If you are currently selling or planning to sell digital products such as e-books online to customers within Europe, you will be painfully aware of the new EU VAT regulations. The new requirements have created complications in particular for small businesses that now find themselves either having to close down part or all of their operations or having to implement some kind of sub-optimal solution.
Having failed to find a ready-made solution online, we want to share our experience of addressing these new requirements in the hope that this can help other businesses to continue operating in a way that complies with the new EU regulations while also providing a smooth customer experience.
Note: The solution applies specifically to sites using WordPress and WooCommerce to sell their products.
So what are the new EU regulations?
In essence, the new EU regulations that came into force on 1st January 2015 mean that businesses now have to charge VAT in the country in which the digital product is purchased, under the “place of supply” rule. There are no minimum thresholds (previously only businesses that made a certain turnover had to register for and charge VAT in the UK), so every business needs to comply, however small their earnings within the EU.
The requirements for a business selling digital products are now as follows:
- Charge the correct VAT rates based on the customer’s location (actually, their permanent address)
- Validate the customer’s location, ensuring that there are two pieces of non-conflicting evidence
- Report your VAT to each individual EU state
VAT reporting: the MOSS scheme
One option, if your sales are negligible in certain EU countries, is to block customers in those countries from buying your product.
In terms of the reporting itself, however, there is a solution that allows you still to sell to all countries without the added complexity of the paperwork. This is to register for the Mini One Stop Shop (MOSS), a scheme that allows you to only report your VAT to one country – in our case, HMRC in the UK – who will then handle the reporting to the other EU states on your behalf.
MOSS requires you to keep all records for ten years but it is still a huge simplification versus having to register for VAT in each and every EU country.
Charging the correct VAT and validating the customer’s location
Of course, the MOSS scheme only handles the reporting part of the new requirements. Before that step, you first need to be able to charge the correct VAT rates and you must do so by identifying and validating the customer’s location.
When it comes to plug-in solutions for sites using WordPress, we found a number of options online:
- WooCommerce EU VAT assistant (free)
- WooCommerce EU VAT compliance (free but there is a paid version with additional features and support)
- WooCommerce Taxamo (free plug-in but with a charge per transaction)
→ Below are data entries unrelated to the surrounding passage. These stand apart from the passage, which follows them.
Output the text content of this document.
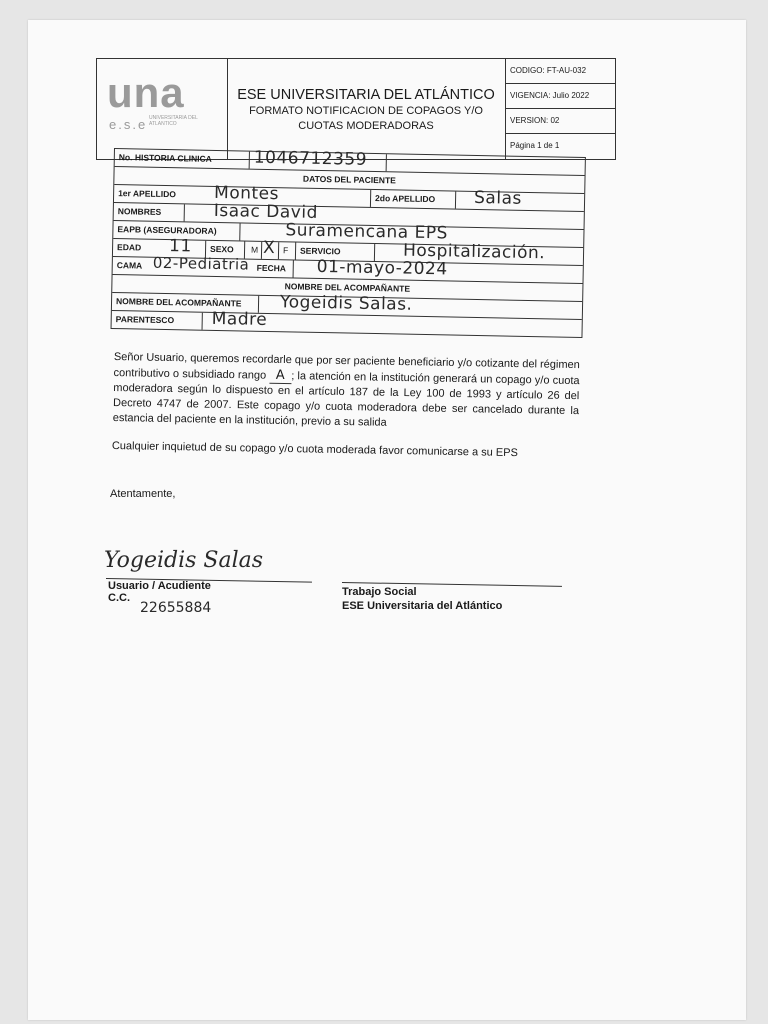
una
e.s.e UNIVERSITARIA DEL ATLANTICO
ESE UNIVERSITARIA DEL ATLÁNTICO
FORMATO NOTIFICACION DE COPAGOS Y/O
CUOTAS MODERADORAS
CODIGO: FT-AU-032
VIGENCIA: Julio 2022
VERSION: 02
Página 1 de 1
No. HISTORIA CLINICA 1046712359
DATOS DEL PACIENTE
1er APELLIDO Montes	2do APELLIDO Salas
NOMBRES	Isaac David
EAPB (ASEGURADORA)	Suramencana EPS
EDAD 11	SEXO	M X F	SERVICIO	Hospitalización.
CAMA 02-Pediatria FECHA 01-mayo-2024
NOMBRE DEL ACOMPAÑANTE
NOMBRE DEL ACOMPAÑANTE Yogeidis Salas.
PARENTESCO Madre
Señor Usuario, queremos recordarle que por ser paciente beneficiario y/o cotizante del régimen contributivo o subsidiado rango A ; la atención en la institución generará un copago y/o cuota moderadora según lo dispuesto en el artículo 187 de la Ley 100 de 1993 y artículo 26 del Decreto 4747 de 2007. Este copago y/o cuota moderadora debe ser cancelado durante la estancia del paciente en la institución, previo a su salida
Cualquier inquietud de su copago y/o cuota moderada favor comunicarse a su EPS
Atentamente,
Yogeidis Salas
Usuario / Acudiente
C.C.
22655884
Trabajo Social
ESE Universitaria del Atlántico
These plug-ins each claim compliance with the new EU regulations, identifying and validating the customer’s location, charging the correct VAT, and enabling reporting.
A smooth customer experience
While complying with the new EU regulations, the proposed solutions above create a discrepancy, both between the price on the initial product page and the price when you finally check out, and between the gross price in each country. This is both incredibly messy and misleading to the customer.
We wanted a simple and transparent customer experience. That meant the same price appearing from the product page right through to final checkout, and also the same price in each country (we had decided to absorb the tax to allow for a standard global product price, both EU and non-EU). For this, we turned to a plug-in solution that would keep a fixed gross price:
This plug-in, however, only worked within the EU – so the price ended up being different for non-EU countries – while it also didn’t do anything about the rest of the EU regulations i.e. the double confirmation of the customer’s location and the reporting requirements.
The perfect solution
To get full EU compliance as well as standard product pricing for our customers globally, from product page through to checkout, we finally settled on the following solution:
The free EU VAT assistant handles the compliance with the new regulations: it identifies and validates the customer’s location, accepts and validates EU VAT numbers (if you have VAT-registered businesses buying your products), and enables easy VAT reporting.
The paid Tax Display plug-in (currently priced at $21) gives us the front-end behavior that we’re looking for, keeping a constant price globally and from product page through to checkout.
You can see how this final solution looks on the website here: Wolf Leaders Academy.
Disclaimer: We are neither legal nor technical experts and can in no way advise you officially on these matters. Our explanations above are based on substantial research and correct to the best of our knowledge and understanding, and the solution is one that we believe has worked well for us.